Il y a quelques jours de cela j’ai consulté, avec un jeune externe, un patient qui présentait une douleur au niveau de l’hypochondre droit. Compte tenu de cette anomalie clinique, je me suis empressé de demander à l’étudiant quels diagnostics il devait évoquer devant ce tableau. Ce dernier a été assez prolixe et a pu me donner les principales étiologies pouvant être responsables de cette douleur : cholécystite, pancréatite, lithiase rénale, et pathologie colique.
Outre la demande d’examens biologiques qu’il est nécessaire de réaliser dans ce contexte, je l’ai questionné sur les autres examens paracliniques utiles pour mieux appréhender cette situation. Il m’a expliqué que les recommandations préconisaient en premier lieu de prescrire une échographie abdominale (examen non invasif). C’est alors que j’ai esquissé un sourire quelque peu moqueur pour lui faire comprendre que sa réponse n’était pas adaptée. Je lui ai expliqué que l’examen de choix était en premier lieu le scanner abdominal.
Les recommandations des sociétés savantes doivent être adaptées aux réalités du terrain
Entre parole dogmatique et réalité
Ma réponse l’a quelque peu surpris car cette exploration complémentaire est assez invasive, et doit être effectuée en 2e temps selon cet étudiant. En fait je lui ai rétorqué que son raisonnement était parfait, mais qu’entre les paroles dogmatiques des maîtres, et la réalité, il y avait une grande différence. En effet actuellement dans mon secteur (je pense qu’il en est de même pour de nombreux secteurs ruraux), il est impossible d’obtenir un rendez-vous d’échographie abdominale avant deux mois. Par contre, dans la même semaine il est possible d’obtenir une place pour effectuer un scanner abdominal.
Cette « absurdité » tient essentiellement au fait que l’échographie est un geste opérateur dépendant, et de ce fait nécessite la participation d’un radiologue, ce qui n’est pas le cas du scanner qui peut être interprété à distance par un spécialiste qui peut en regarder rapidement trois ou quatre en un laps de temps très court.
Tout cela pour dire que les recommandations des sociétés savantes doivent être adaptées aux réalités du terrain.
Le médecin généraliste de demain va devenir un spécialiste expert dans de nombreux domaines !
Bien entendu de nombreux confrères nous expliquent qu’il est possible pour un médecin généraliste de se former pour devenir un échographiste assez performant. C’est très bien, mais le généraliste va devoir également devenir un expert en dermatologie, en neurologie (exemple de spécialités où le nombre de confrères est très restreint dans notre secteur).

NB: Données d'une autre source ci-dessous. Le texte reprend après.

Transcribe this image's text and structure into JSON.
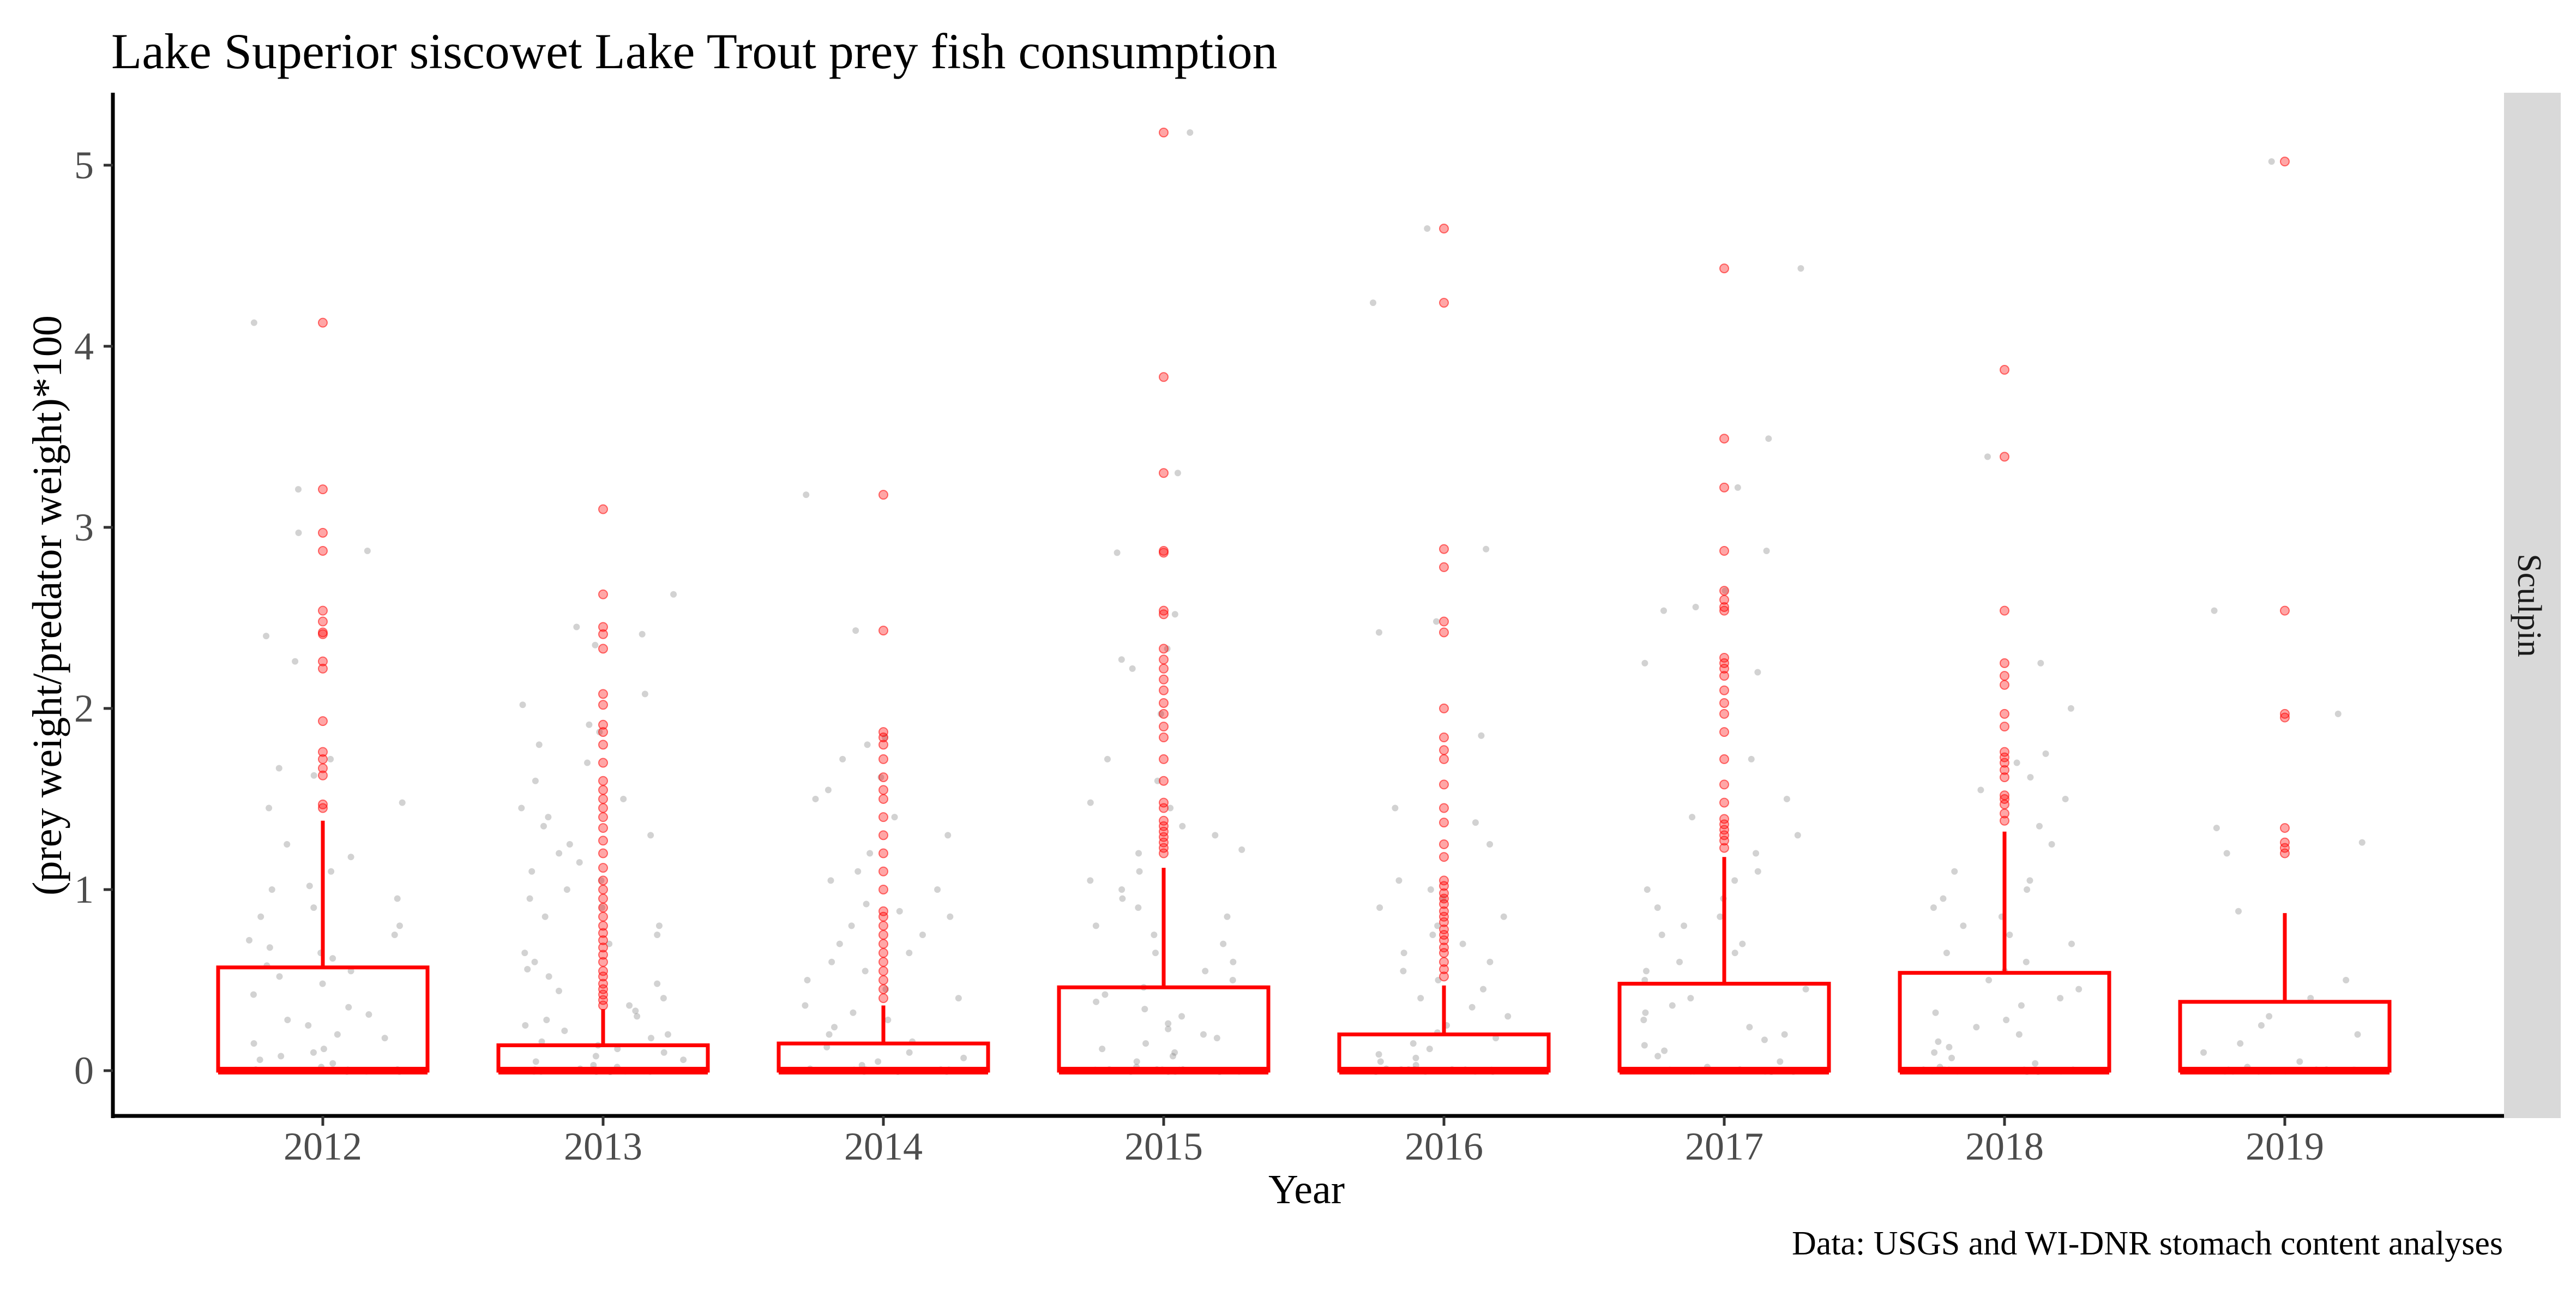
{
  "chart_data": {
    "type": "box",
    "title": "Lake Superior siscowet Lake Trout prey fish consumption",
    "xlabel": "Year",
    "ylabel": "(prey weight/predator weight)*100",
    "caption": "Data: USGS and WI-DNR stomach content analyses",
    "facet_label": "Sculpin",
    "ylim": [
      -0.25,
      5.4
    ],
    "yticks": [
      0,
      1,
      2,
      3,
      4,
      5
    ],
    "categories": [
      "2012",
      "2013",
      "2014",
      "2015",
      "2016",
      "2017",
      "2018",
      "2019"
    ],
    "box_color": "#ff0000",
    "jitter_color": "#808080",
    "grid": false,
    "legend": "none",
    "boxes": [
      {
        "year": "2012",
        "min": 0,
        "q1": 0,
        "median": 0,
        "q3": 0.57,
        "whisker_high": 1.38,
        "outliers": [
          1.45,
          1.47,
          1.63,
          1.67,
          1.72,
          1.76,
          1.93,
          2.22,
          2.26,
          2.41,
          2.42,
          2.48,
          2.54,
          2.87,
          2.97,
          3.21,
          4.13
        ]
      },
      {
        "year": "2013",
        "min": 0,
        "q1": 0,
        "median": 0,
        "q3": 0.14,
        "whisker_high": 0.34,
        "outliers": [
          0.36,
          0.39,
          0.42,
          0.45,
          0.48,
          0.52,
          0.55,
          0.6,
          0.64,
          0.68,
          0.72,
          0.76,
          0.8,
          0.85,
          0.9,
          0.95,
          1.0,
          1.05,
          1.12,
          1.2,
          1.27,
          1.34,
          1.4,
          1.45,
          1.5,
          1.55,
          1.6,
          1.7,
          1.8,
          1.87,
          1.91,
          2.02,
          2.08,
          2.33,
          2.41,
          2.45,
          2.63,
          3.1
        ]
      },
      {
        "year": "2014",
        "min": 0,
        "q1": 0,
        "median": 0,
        "q3": 0.15,
        "whisker_high": 0.36,
        "outliers": [
          0.4,
          0.45,
          0.5,
          0.55,
          0.6,
          0.65,
          0.7,
          0.75,
          0.8,
          0.85,
          0.88,
          1.0,
          1.1,
          1.2,
          1.3,
          1.4,
          1.5,
          1.55,
          1.62,
          1.72,
          1.8,
          1.84,
          1.87,
          2.43,
          3.18
        ]
      },
      {
        "year": "2015",
        "min": 0,
        "q1": 0,
        "median": 0,
        "q3": 0.46,
        "whisker_high": 1.12,
        "outliers": [
          1.2,
          1.23,
          1.26,
          1.29,
          1.32,
          1.35,
          1.38,
          1.45,
          1.48,
          1.6,
          1.72,
          1.84,
          1.9,
          1.97,
          2.03,
          2.1,
          2.16,
          2.22,
          2.27,
          2.33,
          2.52,
          2.54,
          2.86,
          2.87,
          3.3,
          3.83,
          5.18
        ]
      },
      {
        "year": "2016",
        "min": 0,
        "q1": 0,
        "median": 0,
        "q3": 0.2,
        "whisker_high": 0.47,
        "outliers": [
          0.52,
          0.56,
          0.6,
          0.65,
          0.68,
          0.72,
          0.75,
          0.78,
          0.82,
          0.85,
          0.88,
          0.92,
          0.95,
          0.98,
          1.02,
          1.05,
          1.18,
          1.25,
          1.37,
          1.45,
          1.58,
          1.72,
          1.77,
          1.84,
          2.0,
          2.42,
          2.48,
          2.78,
          2.88,
          4.24,
          4.65
        ]
      },
      {
        "year": "2017",
        "min": 0,
        "q1": 0,
        "median": 0,
        "q3": 0.48,
        "whisker_high": 1.18,
        "outliers": [
          1.23,
          1.27,
          1.3,
          1.33,
          1.36,
          1.39,
          1.48,
          1.58,
          1.72,
          1.87,
          1.97,
          2.03,
          2.1,
          2.18,
          2.22,
          2.25,
          2.28,
          2.54,
          2.56,
          2.6,
          2.65,
          2.87,
          3.22,
          3.49,
          4.43
        ]
      },
      {
        "year": "2018",
        "min": 0,
        "q1": 0,
        "median": 0,
        "q3": 0.54,
        "whisker_high": 1.32,
        "outliers": [
          1.38,
          1.42,
          1.47,
          1.5,
          1.52,
          1.62,
          1.66,
          1.7,
          1.73,
          1.76,
          1.9,
          1.97,
          2.13,
          2.18,
          2.25,
          2.54,
          3.39,
          3.87
        ]
      },
      {
        "year": "2019",
        "min": 0,
        "q1": 0,
        "median": 0,
        "q3": 0.38,
        "whisker_high": 0.87,
        "outliers": [
          1.2,
          1.23,
          1.26,
          1.34,
          1.95,
          1.97,
          2.54,
          5.02
        ]
      }
    ],
    "jitter": [
      {
        "year": "2012",
        "values": [
          0.02,
          0.04,
          0.06,
          0.08,
          0.1,
          0.12,
          0.15,
          0.18,
          0.2,
          0.25,
          0.28,
          0.31,
          0.35,
          0.42,
          0.48,
          0.52,
          0.55,
          0.58,
          0.62,
          0.65,
          0.68,
          0.72,
          0.75,
          0.8,
          0.85,
          0.9,
          0.95,
          1.0,
          1.02,
          1.1,
          1.18,
          1.25,
          1.45,
          1.48,
          1.63,
          1.67,
          1.72,
          2.26,
          2.4,
          2.87,
          2.97,
          3.21,
          4.13
        ]
      },
      {
        "year": "2013",
        "values": [
          0.01,
          0.02,
          0.03,
          0.05,
          0.06,
          0.08,
          0.1,
          0.12,
          0.14,
          0.16,
          0.18,
          0.2,
          0.22,
          0.25,
          0.28,
          0.3,
          0.33,
          0.36,
          0.4,
          0.44,
          0.48,
          0.52,
          0.56,
          0.6,
          0.65,
          0.7,
          0.75,
          0.8,
          0.85,
          0.9,
          0.95,
          1.0,
          1.05,
          1.1,
          1.15,
          1.2,
          1.25,
          1.3,
          1.35,
          1.4,
          1.45,
          1.5,
          1.6,
          1.7,
          1.8,
          1.87,
          1.91,
          2.02,
          2.08,
          2.35,
          2.41,
          2.45,
          2.63
        ]
      },
      {
        "year": "2014",
        "values": [
          0.01,
          0.03,
          0.05,
          0.07,
          0.1,
          0.13,
          0.16,
          0.2,
          0.24,
          0.28,
          0.32,
          0.36,
          0.4,
          0.45,
          0.5,
          0.55,
          0.6,
          0.65,
          0.7,
          0.75,
          0.8,
          0.85,
          0.88,
          0.92,
          1.0,
          1.05,
          1.1,
          1.2,
          1.3,
          1.4,
          1.5,
          1.55,
          1.62,
          1.72,
          1.8,
          1.84,
          2.43,
          3.18
        ]
      },
      {
        "year": "2015",
        "values": [
          0.02,
          0.05,
          0.08,
          0.1,
          0.12,
          0.15,
          0.18,
          0.2,
          0.23,
          0.26,
          0.3,
          0.34,
          0.38,
          0.42,
          0.46,
          0.5,
          0.55,
          0.6,
          0.65,
          0.7,
          0.75,
          0.8,
          0.85,
          0.9,
          0.95,
          1.0,
          1.05,
          1.1,
          1.2,
          1.22,
          1.3,
          1.35,
          1.45,
          1.48,
          1.6,
          1.72,
          1.97,
          2.22,
          2.27,
          2.33,
          2.52,
          2.86,
          3.3,
          5.18
        ]
      },
      {
        "year": "2016",
        "values": [
          0.01,
          0.03,
          0.05,
          0.07,
          0.09,
          0.12,
          0.15,
          0.18,
          0.21,
          0.25,
          0.3,
          0.35,
          0.4,
          0.45,
          0.5,
          0.55,
          0.6,
          0.65,
          0.7,
          0.75,
          0.8,
          0.85,
          0.9,
          0.95,
          1.0,
          1.05,
          1.25,
          1.37,
          1.45,
          1.85,
          2.42,
          2.48,
          2.88,
          4.24,
          4.65
        ]
      },
      {
        "year": "2017",
        "values": [
          0.02,
          0.05,
          0.08,
          0.11,
          0.14,
          0.17,
          0.2,
          0.24,
          0.28,
          0.32,
          0.36,
          0.4,
          0.45,
          0.5,
          0.55,
          0.6,
          0.65,
          0.7,
          0.75,
          0.8,
          0.85,
          0.9,
          0.95,
          1.0,
          1.05,
          1.1,
          1.2,
          1.3,
          1.4,
          1.5,
          1.72,
          2.2,
          2.25,
          2.54,
          2.56,
          2.65,
          2.87,
          3.22,
          3.49,
          4.43
        ]
      },
      {
        "year": "2018",
        "values": [
          0.02,
          0.04,
          0.07,
          0.1,
          0.13,
          0.16,
          0.2,
          0.24,
          0.28,
          0.32,
          0.36,
          0.4,
          0.45,
          0.5,
          0.55,
          0.6,
          0.65,
          0.7,
          0.75,
          0.8,
          0.85,
          0.9,
          0.95,
          1.0,
          1.05,
          1.1,
          1.25,
          1.35,
          1.5,
          1.55,
          1.62,
          1.7,
          1.75,
          2.0,
          2.25,
          3.39
        ]
      },
      {
        "year": "2019",
        "values": [
          0.02,
          0.05,
          0.1,
          0.15,
          0.2,
          0.25,
          0.3,
          0.4,
          0.5,
          0.88,
          1.2,
          1.26,
          1.34,
          1.97,
          2.54,
          5.02
        ]
      }
    ]
  }
}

Je suis passionné par la dermatologie, et je réalise certains actes techniques (exérèse de carcinomes notamment) normalement effectués par les collègues de cette spécialité.
Cependant je souhaite souligner que je suis un couteau suisse, et je dois être également capable d’être performant dans d’autres spécialités comme la cardiologie, la neurologie, la pédiatrie… De ce fait je ne peux pas avoir l’outrecuidance de dire que je suis dermatologue, car je n’ai pas effectué les mêmes études. Mon expertise, même si elle est assez développée, ne vaut pas celle d’un confrère pratiquant cette spécialité, ce qui est parfois stressant.
Tout cela pour dire que le champ de compétence des généralistes s’élargit, et on demande à ce professionnel de santé d’être plus performant qu’il y a 30 ans de cela. Cette situation est d’autant plus mal vécue par certains collègues, cela d’autant plus que nos organismes de tutelle ne reconnaissent pas notre rôle qui n’est pas suffisamment valorisé au plan pécuniaire, mais aussi au plan moral.
Cette modification du champ d’activité, mais aussi l’importance de notre rôle au sein de la société, doivent être mieux compris par les pouvoirs publics. En effet, compte tenu du manque important de confrères spécialistes, le généraliste devient la pierre angulaire du système de soins avec des savoirs qui doivent être de plus en plus affûtés.